Our bulk fuel truck is at the shop and having issues. It's a 2014 model with 44,000 miles, just out of warranty. Apparently the EGR pump is having issues and the turbo went out.

I'm the new manager at a Coop so I don't drive the truck, but apparently when it was brand new the check engine light came on, took it to the dealership, got it fixed, then it came back on on the way back from the dealership. They said not to worry about it, so apparently it's been on ever since. Sounds pretty stupid to me.

We are looking at close to a $10,000 repair bill and we don't even know for sure if they have found whats wrong yet.

One day the driver said it all of a sudden wouldn't go more than 5 mph.

Our drive is very good about keeping up maintenance.

Like I said I'm new to the Coop so I don't know the full history, but it sounds like something that dealer should stand behind?

Any thoughts or suggestions?


----------



## mlappin (Jun 25, 2009)

If you find some proof that they said to ignore the check engine light that would go a long ways towards getting them to eat the cost.


----------



## 8350HiTech (Jul 26, 2013)

If you're going to ignore a CE light for one reason, the problem becomes the possibility of something else going wrong and you blissfully expecting the reason the light is on is stricktly the original reason. So until you find out whether the current problem is the same as the original problem, it's hard to say who should be blamed.


----------



## r82230 (Mar 1, 2016)

I'm glad I am not in your shoes, pull up a chair there might be a little finger pointing going on.
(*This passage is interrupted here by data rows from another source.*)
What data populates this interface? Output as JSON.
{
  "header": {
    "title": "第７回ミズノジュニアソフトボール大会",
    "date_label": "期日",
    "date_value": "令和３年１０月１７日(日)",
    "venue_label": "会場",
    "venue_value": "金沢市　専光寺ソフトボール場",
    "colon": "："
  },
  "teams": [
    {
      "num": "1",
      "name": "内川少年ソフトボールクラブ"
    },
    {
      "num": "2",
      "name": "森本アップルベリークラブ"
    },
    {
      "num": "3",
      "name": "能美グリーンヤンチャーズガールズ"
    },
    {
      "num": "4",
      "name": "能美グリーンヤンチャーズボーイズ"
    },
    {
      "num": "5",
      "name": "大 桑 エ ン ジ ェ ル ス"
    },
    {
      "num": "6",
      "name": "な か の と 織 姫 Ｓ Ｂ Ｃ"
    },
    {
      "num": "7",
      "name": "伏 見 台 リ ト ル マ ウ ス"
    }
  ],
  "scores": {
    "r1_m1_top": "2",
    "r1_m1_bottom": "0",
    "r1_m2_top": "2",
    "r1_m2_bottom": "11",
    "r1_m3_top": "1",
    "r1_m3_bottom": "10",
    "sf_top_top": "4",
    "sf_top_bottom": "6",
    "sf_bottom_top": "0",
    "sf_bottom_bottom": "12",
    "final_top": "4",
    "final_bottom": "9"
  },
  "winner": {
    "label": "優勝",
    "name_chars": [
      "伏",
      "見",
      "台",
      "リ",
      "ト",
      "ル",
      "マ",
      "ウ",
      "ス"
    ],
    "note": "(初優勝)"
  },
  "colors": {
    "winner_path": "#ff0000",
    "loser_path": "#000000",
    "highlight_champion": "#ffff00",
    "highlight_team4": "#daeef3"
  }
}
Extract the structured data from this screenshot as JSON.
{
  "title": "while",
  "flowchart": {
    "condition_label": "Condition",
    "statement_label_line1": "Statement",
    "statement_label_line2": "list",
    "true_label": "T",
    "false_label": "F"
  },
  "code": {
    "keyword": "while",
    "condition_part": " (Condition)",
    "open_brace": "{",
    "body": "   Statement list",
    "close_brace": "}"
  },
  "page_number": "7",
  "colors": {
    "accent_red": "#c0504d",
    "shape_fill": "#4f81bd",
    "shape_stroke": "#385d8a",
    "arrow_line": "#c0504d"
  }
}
Hopefully, you can find some (or a lot) documentation to help your position (as mlappin mentioned). A small thing the dealer should/would eat, but $10K, IDK.

Larry


----------



## Farmerbrown2 (Sep 25, 2018)

Where I work there are 6 2013-14 IH single axle dumps one is usually at IH getting fixed one spare at yard sometimes they can't keep 4 running all have less then 36000 miles . These newer motors suck they go into low power mode ,won't start ,misfire , computer problems, camshafts, you name it they justed wanted to replace a motor over some computer problem. I've been there for 3years now I run an older Hino that other than a relay in the battery box has not been a problem. I hear your pain.


----------



## somedevildawg (Jun 20, 2011)

Hokelund Farm said:


> Our bulk fuel truck is at the shop and having issues. It's a 2014 model with 44,000 miles, just out of warranty. Apparently the EGR pump is having issues and the turbo went out.
> I'm the new manager at a Coop so I don't drive the truck, but apparently when it was brand new the check engine light came on, took it to the dealership, got it fixed, then it came back on on the way back from the dealership. They said not to worry about it, so apparently it's been on ever since. Sounds pretty stupid to me.
> We are looking at close to a $10,000 repair bill and we don't even know for sure if they have found whats wrong yet.
> One day the driver said it all of a sudden wouldn't go more than 5 mph.
> ...


That's crazy....and we wonder what the REAL costs are of tier implementations. 
Pays to be green.....I bet it's got that "certified clean idle" decal with the cool hologram too....bunch of crap.

I wouldn't agree to pay them a dime unless they gave me a bill to get the truck running correctly....I'm not interested in parts swapping at that kinda cost


----------



## luke strawwalker (Jul 31, 2014)

farmerbrown said:


> Where I work there are 6 2013-14 IH single axle dumps one is usually at IH getting fixed one spare at yard sometimes they can't keep 4 running all have less then 36000 miles . These newer motors suck they go into low power mode ,won't start ,misfire , computer problems, camshafts, you name it they justed wanted to replace a motor over some computer problem. I've been there for 3years now I run an older Hino that other than a relay in the battery box has not been a problem. I hear your pain.


Yeah when I was still driving a school bus I was GLAD I was in an old 91 International DT-466... that thing just ran forever (if you could get the mechanic to replace the water pump before it ate the radiator) and was reliable... those folks on the new buses-- nothing but problems...

All the new stuff was just junk... unreliable, problematic, and nobody could seem to fix them and get them to stay fixed...

Think my next truck is gonna be about 25 years old... I'm not interested in this new overpriced JUNK!

later! OL J R


----------